We have received several reports of a new type of cybercrime gaining steam over the Internet involving LinkedIn, mystery shopping scammers and university professors. The way it works is thieves are hacking into the LinkedIn accounts of respected university professors and targeting their colleagues and former students with a proposition to earn easy extra cash for market research.
Knowing that professors command a certain level of respect and authority it is a scam that works based on trusted relationships not only with the faculty whose accounts are hacked, but also with LinkedIn as a trusted business social media network. Many users buy a subscription to LinkedIn, so it should have better security, right? Wrong.
When the hackers take over these accounts and a few things can happen; the faculty member has no idea and is ignorant of the mystery shopping scam; the faculty member finds out and reports it but LinkedIn does not freeze the account and instead makes it very difficult for the account holder to prove their identity, meanwhile the scam continues using their profile; or after some lengthy back and forthing the account holder does gain control of their account. LinkedIn doesn’t do much to monitor or prevent these impersonator hacks in the first place and is not doing enough to prevent these crimes. Once hackers have control they can send emails as the faculty member using their LinkedIn account at will.
The hackers use the LinkedIn account to phish the faculty member’s network using a very credible looking mystery shopping market research proposition using much of the language and procedures of actual market research firms. It is an intricate set up of shell company names, emails, addresses and websites that appear to be real to trick victims. The crooks ask victims for some personal information and a mailing address to send a tracked packet. Because a packet is mailed, mail fraud is involved which is a federal offense, but victims have said authorities have little bandwidth to do anything other than accept filed reports.

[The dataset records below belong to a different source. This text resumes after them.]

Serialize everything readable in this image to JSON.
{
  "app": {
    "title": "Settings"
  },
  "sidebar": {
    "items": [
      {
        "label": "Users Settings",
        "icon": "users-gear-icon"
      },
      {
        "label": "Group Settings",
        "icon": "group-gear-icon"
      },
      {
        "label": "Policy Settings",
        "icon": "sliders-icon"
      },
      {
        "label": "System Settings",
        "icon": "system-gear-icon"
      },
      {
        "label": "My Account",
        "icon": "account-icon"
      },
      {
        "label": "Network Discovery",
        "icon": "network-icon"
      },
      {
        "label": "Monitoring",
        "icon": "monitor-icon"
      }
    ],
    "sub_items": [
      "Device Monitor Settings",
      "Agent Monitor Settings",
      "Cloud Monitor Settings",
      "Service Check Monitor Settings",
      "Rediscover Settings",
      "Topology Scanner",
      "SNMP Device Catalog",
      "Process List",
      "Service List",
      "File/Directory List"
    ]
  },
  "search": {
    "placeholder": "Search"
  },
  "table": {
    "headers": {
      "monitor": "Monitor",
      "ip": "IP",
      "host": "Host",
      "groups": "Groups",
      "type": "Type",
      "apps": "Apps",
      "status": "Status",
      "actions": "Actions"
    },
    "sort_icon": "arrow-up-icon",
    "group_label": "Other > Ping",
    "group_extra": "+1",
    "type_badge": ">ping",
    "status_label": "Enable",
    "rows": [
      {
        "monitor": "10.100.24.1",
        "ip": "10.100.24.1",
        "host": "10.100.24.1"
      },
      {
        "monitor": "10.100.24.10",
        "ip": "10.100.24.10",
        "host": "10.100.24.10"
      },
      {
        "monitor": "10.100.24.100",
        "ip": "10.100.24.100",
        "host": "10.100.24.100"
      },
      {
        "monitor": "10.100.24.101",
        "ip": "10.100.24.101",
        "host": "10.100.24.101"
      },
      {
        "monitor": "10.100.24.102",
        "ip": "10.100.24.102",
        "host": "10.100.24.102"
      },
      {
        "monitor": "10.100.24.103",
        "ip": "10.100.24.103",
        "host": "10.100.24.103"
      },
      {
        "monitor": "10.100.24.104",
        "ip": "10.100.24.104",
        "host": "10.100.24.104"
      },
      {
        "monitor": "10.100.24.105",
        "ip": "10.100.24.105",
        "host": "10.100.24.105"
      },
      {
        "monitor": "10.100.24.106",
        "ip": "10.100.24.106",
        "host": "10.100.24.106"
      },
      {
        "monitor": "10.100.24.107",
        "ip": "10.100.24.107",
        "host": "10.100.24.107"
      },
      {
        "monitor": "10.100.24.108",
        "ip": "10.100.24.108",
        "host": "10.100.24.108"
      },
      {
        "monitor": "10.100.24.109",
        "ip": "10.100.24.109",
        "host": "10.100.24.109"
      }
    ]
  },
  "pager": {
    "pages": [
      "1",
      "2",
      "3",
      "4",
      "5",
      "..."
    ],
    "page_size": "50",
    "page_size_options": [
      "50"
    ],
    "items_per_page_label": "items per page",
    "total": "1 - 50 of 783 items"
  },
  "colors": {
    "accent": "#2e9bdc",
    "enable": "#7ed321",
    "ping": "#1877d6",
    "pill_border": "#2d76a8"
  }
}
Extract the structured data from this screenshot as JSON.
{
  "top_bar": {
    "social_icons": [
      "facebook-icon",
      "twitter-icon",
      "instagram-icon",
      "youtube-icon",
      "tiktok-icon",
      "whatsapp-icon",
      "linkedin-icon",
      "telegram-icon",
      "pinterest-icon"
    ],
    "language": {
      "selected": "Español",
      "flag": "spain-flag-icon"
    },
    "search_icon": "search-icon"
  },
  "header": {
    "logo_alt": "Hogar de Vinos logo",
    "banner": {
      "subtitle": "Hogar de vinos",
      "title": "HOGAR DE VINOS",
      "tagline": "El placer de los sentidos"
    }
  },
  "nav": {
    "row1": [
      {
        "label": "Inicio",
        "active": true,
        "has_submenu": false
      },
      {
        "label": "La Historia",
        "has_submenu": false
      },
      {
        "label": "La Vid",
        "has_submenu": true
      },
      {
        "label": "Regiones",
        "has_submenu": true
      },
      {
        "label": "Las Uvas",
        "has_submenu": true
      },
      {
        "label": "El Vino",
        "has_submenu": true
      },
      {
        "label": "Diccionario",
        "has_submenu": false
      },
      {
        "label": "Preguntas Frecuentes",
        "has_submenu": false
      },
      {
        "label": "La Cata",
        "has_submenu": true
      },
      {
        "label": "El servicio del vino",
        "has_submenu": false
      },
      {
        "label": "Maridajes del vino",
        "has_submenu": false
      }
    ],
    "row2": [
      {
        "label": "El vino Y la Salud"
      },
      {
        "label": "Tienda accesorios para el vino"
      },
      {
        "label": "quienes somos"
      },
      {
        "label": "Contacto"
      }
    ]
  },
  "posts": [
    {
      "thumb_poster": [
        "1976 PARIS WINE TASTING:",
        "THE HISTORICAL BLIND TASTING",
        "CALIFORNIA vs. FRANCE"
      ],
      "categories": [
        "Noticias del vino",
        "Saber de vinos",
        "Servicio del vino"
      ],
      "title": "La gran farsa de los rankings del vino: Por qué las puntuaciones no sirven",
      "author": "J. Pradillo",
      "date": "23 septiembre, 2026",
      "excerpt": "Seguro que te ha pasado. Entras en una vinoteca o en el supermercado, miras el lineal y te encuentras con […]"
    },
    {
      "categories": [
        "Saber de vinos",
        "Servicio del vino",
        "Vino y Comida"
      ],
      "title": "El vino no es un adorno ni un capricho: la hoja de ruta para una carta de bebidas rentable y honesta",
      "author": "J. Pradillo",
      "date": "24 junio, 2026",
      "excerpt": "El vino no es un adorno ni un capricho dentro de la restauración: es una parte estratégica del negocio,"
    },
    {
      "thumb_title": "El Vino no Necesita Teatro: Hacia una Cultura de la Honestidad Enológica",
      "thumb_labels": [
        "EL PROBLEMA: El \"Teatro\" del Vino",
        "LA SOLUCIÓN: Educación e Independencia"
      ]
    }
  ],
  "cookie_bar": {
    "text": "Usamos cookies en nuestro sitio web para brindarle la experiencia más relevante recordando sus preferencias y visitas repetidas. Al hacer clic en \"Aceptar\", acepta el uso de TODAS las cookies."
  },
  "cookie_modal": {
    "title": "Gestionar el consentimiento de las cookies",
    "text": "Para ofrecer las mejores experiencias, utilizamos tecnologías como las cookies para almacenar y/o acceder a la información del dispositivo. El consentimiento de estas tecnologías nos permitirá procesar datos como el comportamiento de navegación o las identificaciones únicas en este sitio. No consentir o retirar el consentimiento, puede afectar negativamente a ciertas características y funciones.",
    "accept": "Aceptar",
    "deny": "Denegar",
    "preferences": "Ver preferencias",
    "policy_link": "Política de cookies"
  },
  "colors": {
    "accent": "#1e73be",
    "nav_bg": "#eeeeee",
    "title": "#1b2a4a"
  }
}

Once the packet arrives it contains a check of several thousand dollars and instructions for the victim to “keep” 30% of the check and use the rest of the money to complete the assignment/scam. Students are particularly vulnerable to the scam, often with limited income streams. In between traditional market research questions specifying which store to go to, which product to buy, and which questions to ask the salesperson is a plot to get money. The victim is then harassed by text and email to urgently complete the assignment before they realize the check will bounce.
We have reports where mystery shoppers were asked to buy prepaid money cards and email the redemption code on the back; to buy check printing software to print and deposit checks; and to send a MoneyGram to a Puerto Rico location.
When mystery shopping victims trust their relationships with university faculty and LinkedIn enough to move forward and get ripped off there is little recourse. Due to a pandemic of cyber crime, we have reports that the authorities and companies involved do nothing and are unwilling to follow the money trail.